Kamer voor Gerechtsdeurwaarders te Amsterdam

Beschikking van 11 maart 2008 zoals bedoeld in artikel 43 van de Gerechtsdeurwaarderswet inzake het verzet in de zaak met nummer 520.2007 ingesteld door:

[     ],

wonende te [     ],

klager,

tegen:

[     ],

gerechtsdeurwaarder te [     ],

beklaagde.

1. Verloop van de procedure

Bij beschikking van 11 september 2007 (zaaknummer 329.2007) heeft de voorzitter van de kamer voor gerechtsdeurwaarders (hierna: de voorzitter) beslist op een door klager tegen beklaagde ingediende klacht.

Bij brief van 2 oktober 2007 is klager een afschrift van de beslissing van de voorzitter toegezonden.

Bij brief van 9 oktober 2007 heeft klager tegen de beslissing van de voorzitter verzet ingesteld.

De gerechtsdeurwaarder, bij brief van 10 december 2007 en klager, bij brief van 10 januari 2008 hebben medegedeeld niet ter zitting te zullen verschijnen.

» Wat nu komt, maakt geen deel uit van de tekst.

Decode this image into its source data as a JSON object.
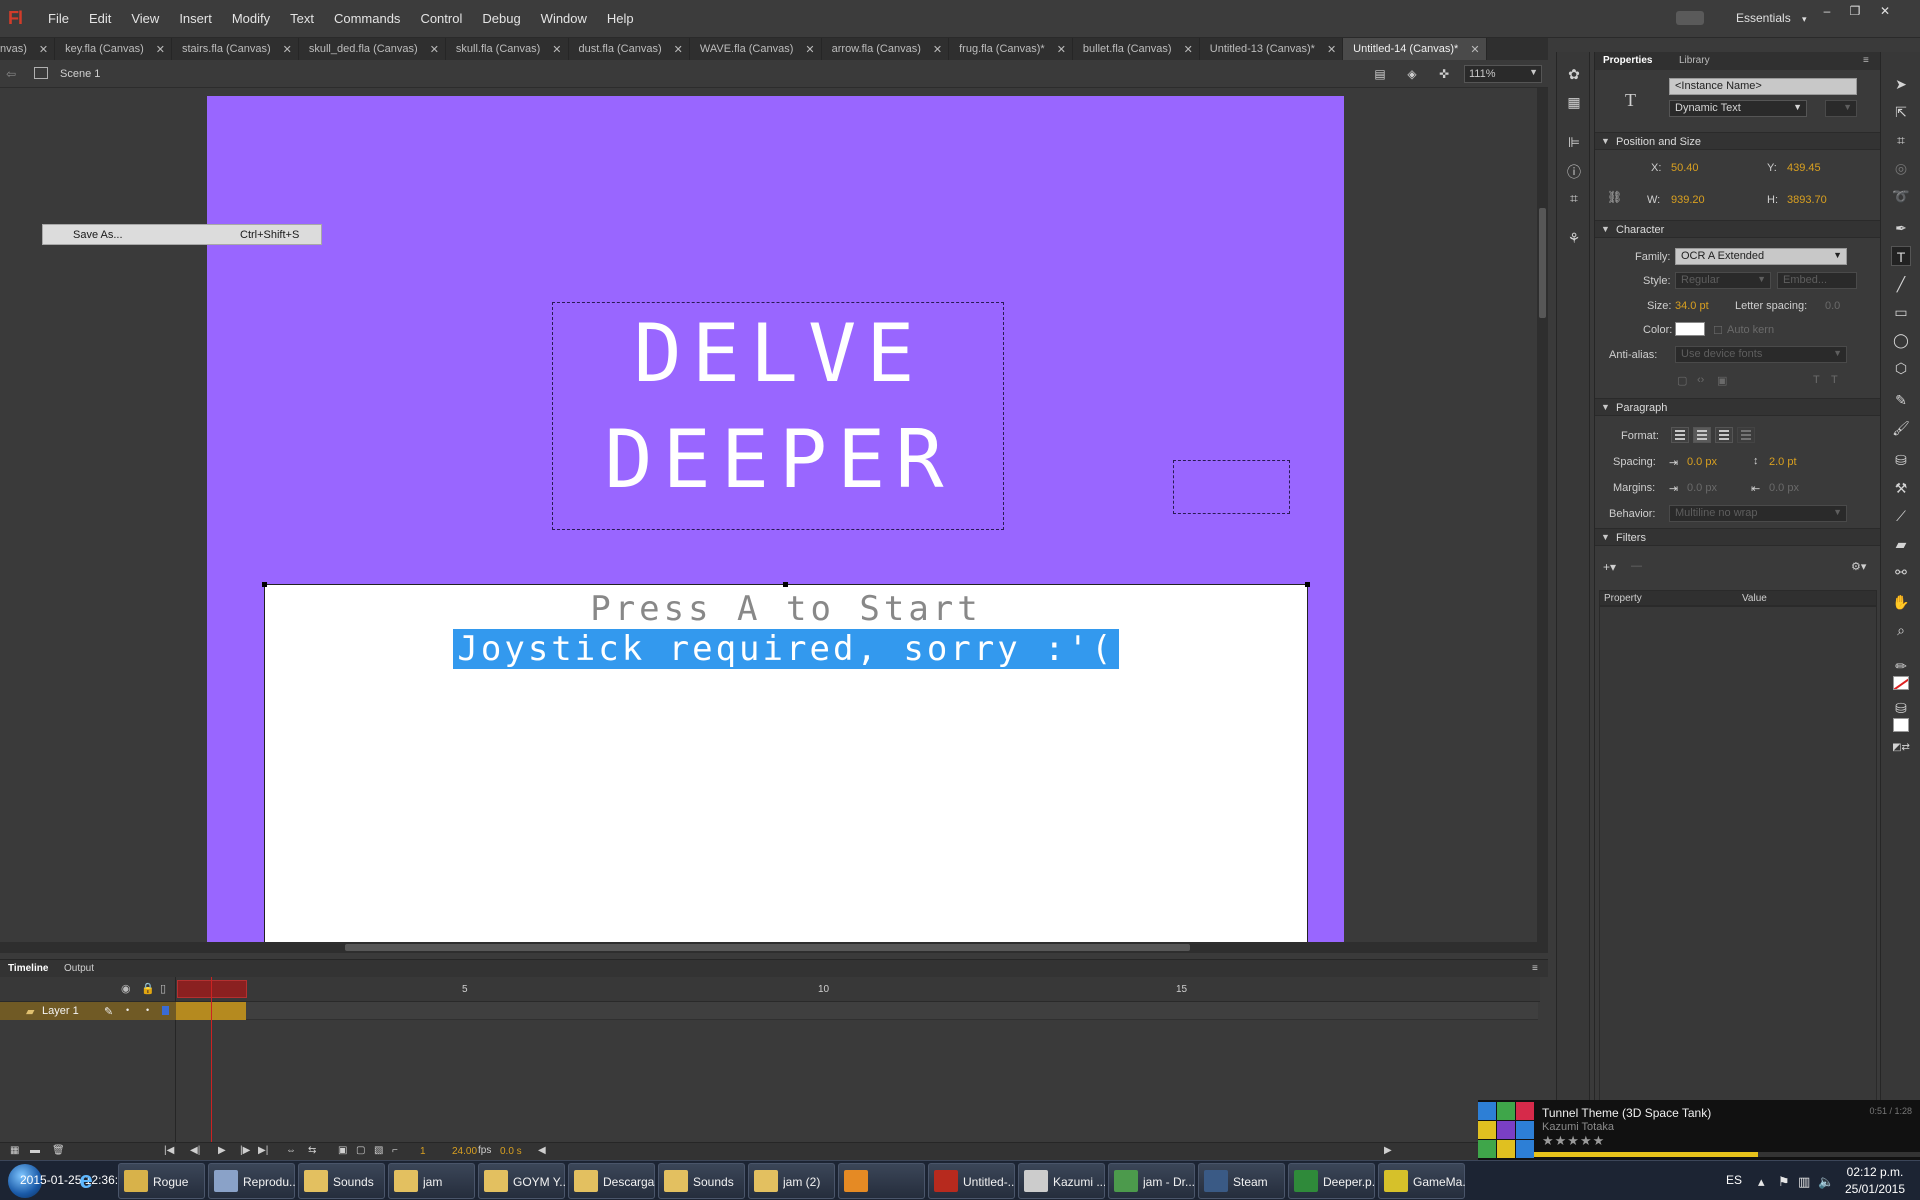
{
  "app": {
    "logo": "Fl"
  },
  "menu": [
    "File",
    "Edit",
    "View",
    "Insert",
    "Modify",
    "Text",
    "Commands",
    "Control",
    "Debug",
    "Window",
    "Help"
  ],
  "workspace": {
    "label": "Essentials",
    "arrow": "▾"
  },
  "window_controls": [
    "‒",
    "❐",
    "✕"
  ],
  "doc_tabs": [
    {
      "label": "nvas)",
      "active": false
    },
    {
      "label": "key.fla (Canvas)",
      "active": false
    },
    {
      "label": "stairs.fla (Canvas)",
      "active": false
    },
    {
      "label": "skull_ded.fla (Canvas)",
      "active": false
    },
    {
      "label": "skull.fla (Canvas)",
      "active": false
    },
    {
      "label": "dust.fla (Canvas)",
      "active": false
    },
    {
      "label": "WAVE.fla (Canvas)",
      "active": false
    },
    {
      "label": "arrow.fla (Canvas)",
      "active": false
    },
    {
      "label": "frug.fla (Canvas)*",
      "active": false
    },
    {
      "label": "bullet.fla (Canvas)",
      "active": false
    },
    {
      "label": "Untitled-13 (Canvas)*",
      "active": false
    },
    {
      "label": "Untitled-14 (Canvas)*",
      "active": true
    }
  ],
  "editbar": {
    "scene": "Scene 1",
    "zoom": "111%"
  },
  "context_menu": {
    "label": "Save As...",
    "shortcut": "Ctrl+Shift+S"
  },
  "stage": {
    "title_line1": "DELVE",
    "title_line2": "DEEPER",
    "press_text": "Press A to Start",
    "selected_text": "Joystick required, sorry :'(",
    "bg_color": "#9966ff"
  },
  "timeline": {
    "tabs": [
      "Timeline",
      "Output"
    ],
    "layer_name": "Layer 1",
    "frame_labels": [
      "1",
      "5",
      "10",
      "15"
    ],
    "current_frame": "1",
    "fps": "24.00",
    "fps_unit": "fps",
    "elapsed": "0.0 s"
  },
  "properties": {
    "tabs": [
      "Properties",
      "Library"
    ],
    "instance_name_placeholder": "<Instance Name>",
    "text_type": "Dynamic Text",
    "position_section": "Position and Size",
    "x_label": "X:",
    "x_value": "50.40",
    "y_label": "Y:",
    "y_value": "439.45",
    "w_label": "W:",
    "w_value": "939.20",
    "h_label": "H:",
    "h_value": "3893.70",
    "character_section": "Character",
    "family_label": "Family:",
    "family_value": "OCR A Extended",
    "style_label": "Style:",
    "style_value": "Regular",
    "embed_label": "Embed...",
    "size_label": "Size:",
    "size_value": "34.0 pt",
    "letter_spacing_label": "Letter spacing:",
    "letter_spacing_value": "0.0",
    "color_label": "Color:",
    "auto_kern_label": "Auto kern",
    "antialias_label": "Anti-alias:",
    "antialias_value": "Use device fonts",
    "paragraph_section": "Paragraph",
    "format_label": "Format:",
    "spacing_label": "Spacing:",
    "spacing_indent": "0.0 px",
    "spacing_line": "2.0 pt",
    "margins_label": "Margins:",
    "margin_left": "0.0 px",
    "margin_right": "0.0 px",
    "behavior_label": "Behavior:",
    "behavior_value": "Multiline no wrap",
    "filters_section": "Filters",
    "filters_col_property": "Property",
    "filters_col_value": "Value",
    "text_color": "#ffffff"
  },
  "music": {
    "track": "Tunnel Theme (3D Space Tank)",
    "artist": "Kazumi Totaka",
    "time": "0:51 / 1:28",
    "stars": "★★★★★",
    "progress": 0.58
  },
  "taskbar": {
    "clock_overlay": "2015-01-25 12:36:56",
    "items": [
      {
        "label": "Rogue",
        "color": "#d8b24a"
      },
      {
        "label": "Reprodu...",
        "color": "#8aa2c8"
      },
      {
        "label": "Sounds",
        "color": "#e3c060"
      },
      {
        "label": "jam",
        "color": "#e3c060"
      },
      {
        "label": "GOYM Y...",
        "color": "#e3c060"
      },
      {
        "label": "Descargas",
        "color": "#e3c060"
      },
      {
        "label": "Sounds",
        "color": "#e3c060"
      },
      {
        "label": "jam (2)",
        "color": "#e3c060"
      },
      {
        "label": "",
        "color": "#e58a24"
      },
      {
        "label": "Untitled-...",
        "color": "#b72a1e"
      },
      {
        "label": "Kazumi ...",
        "color": "#cccccc"
      },
      {
        "label": "jam - Dr...",
        "color": "#4c9a4c"
      },
      {
        "label": "Steam",
        "color": "#3a5a85"
      },
      {
        "label": "Deeper.p...",
        "color": "#2f8a3a"
      },
      {
        "label": "GameMa...",
        "color": "#d6c12a"
      }
    ],
    "lang": "ES",
    "time": "02:12 p.m.",
    "date": "25/01/2015"
  }
}
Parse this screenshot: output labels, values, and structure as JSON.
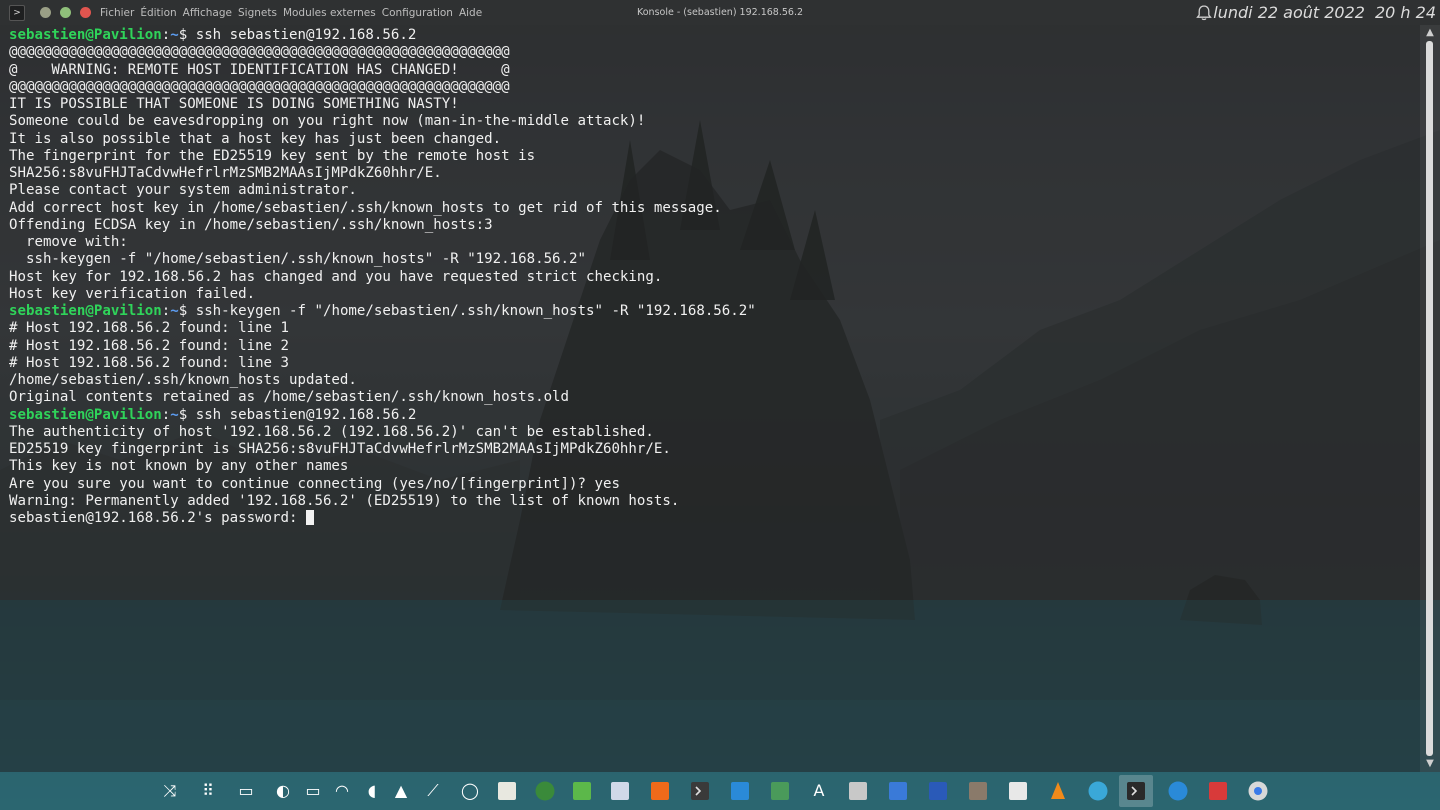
{
  "window": {
    "title": "Konsole - (sebastien) 192.168.56.2"
  },
  "menu": {
    "items": [
      "Fichier",
      "Édition",
      "Affichage",
      "Signets",
      "Modules externes",
      "Configuration",
      "Aide"
    ]
  },
  "clock": {
    "date": "lundi 22 août 2022",
    "time": "20 h 24"
  },
  "terminal": {
    "prompt_user": "sebastien@Pavilion",
    "prompt_path": "~",
    "lines": [
      {
        "type": "prompt",
        "command": "ssh sebastien@192.168.56.2"
      },
      {
        "type": "out",
        "text": "@@@@@@@@@@@@@@@@@@@@@@@@@@@@@@@@@@@@@@@@@@@@@@@@@@@@@@@@@@@"
      },
      {
        "type": "out",
        "text": "@    WARNING: REMOTE HOST IDENTIFICATION HAS CHANGED!     @"
      },
      {
        "type": "out",
        "text": "@@@@@@@@@@@@@@@@@@@@@@@@@@@@@@@@@@@@@@@@@@@@@@@@@@@@@@@@@@@"
      },
      {
        "type": "out",
        "text": "IT IS POSSIBLE THAT SOMEONE IS DOING SOMETHING NASTY!"
      },
      {
        "type": "out",
        "text": "Someone could be eavesdropping on you right now (man-in-the-middle attack)!"
      },
      {
        "type": "out",
        "text": "It is also possible that a host key has just been changed."
      },
      {
        "type": "out",
        "text": "The fingerprint for the ED25519 key sent by the remote host is"
      },
      {
        "type": "out",
        "text": "SHA256:s8vuFHJTaCdvwHefrlrMzSMB2MAAsIjMPdkZ60hhr/E."
      },
      {
        "type": "out",
        "text": "Please contact your system administrator."
      },
      {
        "type": "out",
        "text": "Add correct host key in /home/sebastien/.ssh/known_hosts to get rid of this message."
      },
      {
        "type": "out",
        "text": "Offending ECDSA key in /home/sebastien/.ssh/known_hosts:3"
      },
      {
        "type": "out",
        "text": "  remove with:"
      },
      {
        "type": "out",
        "text": "  ssh-keygen -f \"/home/sebastien/.ssh/known_hosts\" -R \"192.168.56.2\""
      },
      {
        "type": "out",
        "text": "Host key for 192.168.56.2 has changed and you have requested strict checking."
      },
      {
        "type": "out",
        "text": "Host key verification failed."
      },
      {
        "type": "prompt",
        "command": "ssh-keygen -f \"/home/sebastien/.ssh/known_hosts\" -R \"192.168.56.2\""
      },
      {
        "type": "out",
        "text": "# Host 192.168.56.2 found: line 1"
      },
      {
        "type": "out",
        "text": "# Host 192.168.56.2 found: line 2"
      },
      {
        "type": "out",
        "text": "# Host 192.168.56.2 found: line 3"
      },
      {
        "type": "out",
        "text": "/home/sebastien/.ssh/known_hosts updated."
      },
      {
        "type": "out",
        "text": "Original contents retained as /home/sebastien/.ssh/known_hosts.old"
      },
      {
        "type": "prompt",
        "command": "ssh sebastien@192.168.56.2"
      },
      {
        "type": "out",
        "text": "The authenticity of host '192.168.56.2 (192.168.56.2)' can't be established."
      },
      {
        "type": "out",
        "text": "ED25519 key fingerprint is SHA256:s8vuFHJTaCdvwHefrlrMzSMB2MAAsIjMPdkZ60hhr/E."
      },
      {
        "type": "out",
        "text": "This key is not known by any other names"
      },
      {
        "type": "out",
        "text": "Are you sure you want to continue connecting (yes/no/[fingerprint])? yes"
      },
      {
        "type": "out",
        "text": "Warning: Permanently added '192.168.56.2' (ED25519) to the list of known hosts."
      },
      {
        "type": "input",
        "text": "sebastien@192.168.56.2's password: "
      }
    ]
  },
  "dock": {
    "items": [
      {
        "icon": "kde-connect-icon",
        "color": "#ffffff"
      },
      {
        "icon": "app-grid-icon",
        "color": "#ffffff"
      },
      {
        "icon": "show-desktop-icon",
        "color": "#ffffff"
      },
      {
        "icon": "bulb-icon",
        "color": "#ffffff"
      },
      {
        "icon": "battery-icon",
        "color": "#ffffff"
      },
      {
        "icon": "wifi-icon",
        "color": "#ffffff"
      },
      {
        "icon": "volume-icon",
        "color": "#ffffff"
      },
      {
        "icon": "tray-expand-icon",
        "color": "#ffffff"
      },
      {
        "icon": "color-picker-icon",
        "color": "#ffffff"
      },
      {
        "icon": "circle-launcher-icon",
        "color": "#ffffff"
      },
      {
        "icon": "notes-icon",
        "color": "#e8e8e0"
      },
      {
        "icon": "globe-app-icon",
        "color": "#3a8a3a"
      },
      {
        "icon": "green-app-icon",
        "color": "#5cb84a"
      },
      {
        "icon": "virtualbox-icon",
        "color": "#d0d8e8"
      },
      {
        "icon": "orange-app-icon",
        "color": "#f06a1a"
      },
      {
        "icon": "dark-terminal-app-icon",
        "color": "#3a3a3a"
      },
      {
        "icon": "blue-folder-icon",
        "color": "#2a8ad8"
      },
      {
        "icon": "system-monitor-icon",
        "color": "#4a9a5a"
      },
      {
        "icon": "font-app-icon",
        "color": "#ffffff"
      },
      {
        "icon": "calculator-icon",
        "color": "#c8c8c8"
      },
      {
        "icon": "blue-tool-icon",
        "color": "#3a7ad8"
      },
      {
        "icon": "word-processor-icon",
        "color": "#2a5ab8"
      },
      {
        "icon": "gimp-icon",
        "color": "#8a7a6a"
      },
      {
        "icon": "inkscape-icon",
        "color": "#e8e8e8"
      },
      {
        "icon": "vlc-icon",
        "color": "#f08a1a"
      },
      {
        "icon": "mail-icon",
        "color": "#3aa8d8"
      },
      {
        "icon": "konsole-icon",
        "color": "#2a2a2a"
      },
      {
        "icon": "network-app-icon",
        "color": "#2a8ad8"
      },
      {
        "icon": "red-folder-icon",
        "color": "#d83a3a"
      },
      {
        "icon": "chrome-icon",
        "color": "#d8d8d8"
      }
    ]
  }
}
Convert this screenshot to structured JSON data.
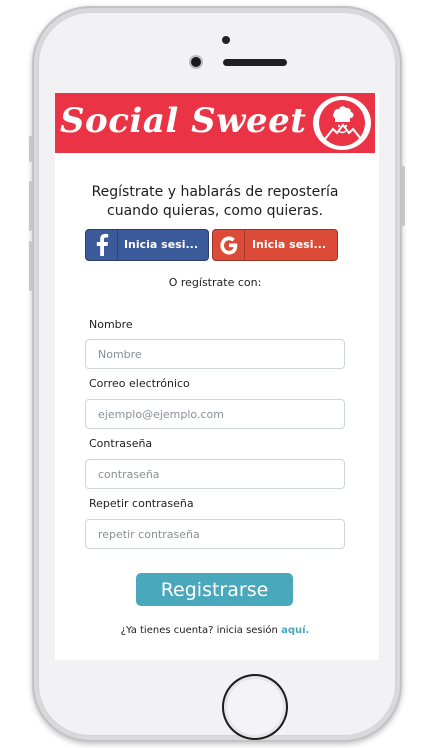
{
  "brand": {
    "title": "Social Sweet",
    "color": "#ea3445"
  },
  "headline": {
    "line1": "Regístrate y hablarás de repostería",
    "line2": "cuando quieras, como quieras."
  },
  "social": {
    "facebook": {
      "label": "Inicia sesi...",
      "color": "#3b5a99",
      "icon": "facebook-icon"
    },
    "google": {
      "label": "Inicia sesi...",
      "color": "#dc4a38",
      "icon": "google-icon"
    }
  },
  "or_text": "O regístrate con:",
  "form": {
    "name": {
      "label": "Nombre",
      "placeholder": "Nombre",
      "value": ""
    },
    "email": {
      "label": "Correo electrónico",
      "placeholder": "ejemplo@ejemplo.com",
      "value": ""
    },
    "password": {
      "label": "Contraseña",
      "placeholder": "contraseña",
      "value": ""
    },
    "repeat_password": {
      "label": "Repetir contraseña",
      "placeholder": "repetir contraseña",
      "value": ""
    },
    "submit_label": "Registrarse",
    "submit_color": "#4aa8bd"
  },
  "login": {
    "prompt": "¿Ya tienes cuenta? inicia sesión",
    "link_label": "aquí."
  }
}
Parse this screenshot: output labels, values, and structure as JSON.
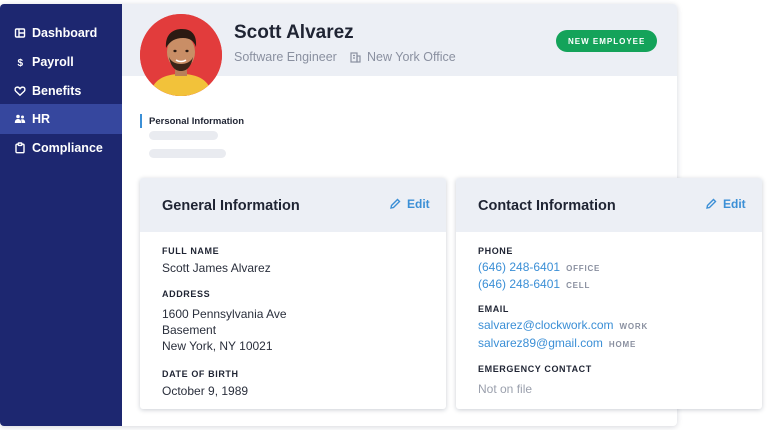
{
  "sidebar": {
    "items": [
      {
        "label": "Dashboard",
        "icon": "dashboard-icon",
        "active": false
      },
      {
        "label": "Payroll",
        "icon": "dollar-icon",
        "active": false
      },
      {
        "label": "Benefits",
        "icon": "heart-icon",
        "active": false
      },
      {
        "label": "HR",
        "icon": "people-icon",
        "active": true
      },
      {
        "label": "Compliance",
        "icon": "clipboard-icon",
        "active": false
      }
    ]
  },
  "employee": {
    "name": "Scott Alvarez",
    "title": "Software Engineer",
    "office": "New York Office",
    "badge": "NEW EMPLOYEE"
  },
  "section": {
    "label": "Personal Information"
  },
  "general": {
    "title": "General Information",
    "edit_label": "Edit",
    "full_name_label": "FULL NAME",
    "full_name": "Scott James Alvarez",
    "address_label": "ADDRESS",
    "address_line1": "1600 Pennsylvania Ave",
    "address_line2": "Basement",
    "address_line3": "New York, NY 10021",
    "dob_label": "DATE OF BIRTH",
    "dob": "October 9, 1989"
  },
  "contact": {
    "title": "Contact Information",
    "edit_label": "Edit",
    "phone_label": "PHONE",
    "phones": [
      {
        "number": "(646) 248-6401",
        "tag": "OFFICE"
      },
      {
        "number": "(646) 248-6401",
        "tag": "CELL"
      }
    ],
    "email_label": "EMAIL",
    "emails": [
      {
        "address": "salvarez@clockwork.com",
        "tag": "WORK"
      },
      {
        "address": "salvarez89@gmail.com",
        "tag": "HOME"
      }
    ],
    "emergency_label": "EMERGENCY CONTACT",
    "emergency_value": "Not on file"
  },
  "colors": {
    "sidebar": "#1d2770",
    "sidebar_active": "#36479e",
    "accent": "#3b8fd6",
    "badge": "#14a35a",
    "avatar_bg": "#e23c3c"
  }
}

Het verzetschrift is behandeld ter openbare terechtzitting van 29 januari 2008 alwaar

niemand is verschenen.

Van de behandeling ter zitting is afzonderlijk proces-verbaal opgemaakt.

De uitspraak is bepaald op 11 maart 2008.

2. De gronden van het verzet

In verzet heeft klager samengevat aangevoerd dat een gerechtsdeurwaarder vanwege zijn ambt gegevens juist en correct dient weer te geven. Ten aanzien van het afgeven van valse verklaringen stelt klager dat hij als gesteld in punt 1 van de conclusie van repliek nooit heeft erkend dat hij in gebreke is gebleven. De in punt 11 van die conclusie gestelde basisschuld ad € 1639,12 heeft hij nimmer erkend. In de bij de conclusie overgelegde productie 1 is gemanipuleerd met de bedragen. Achter de door klager vermelde codes zijn andere bedragen ingevuld dan in de producties 9, 10 en 11 staan vermeld. Het gevolg van de door klager aangegeven punten is dat de rechtsgang in zijn ogen is gemanipuleerd.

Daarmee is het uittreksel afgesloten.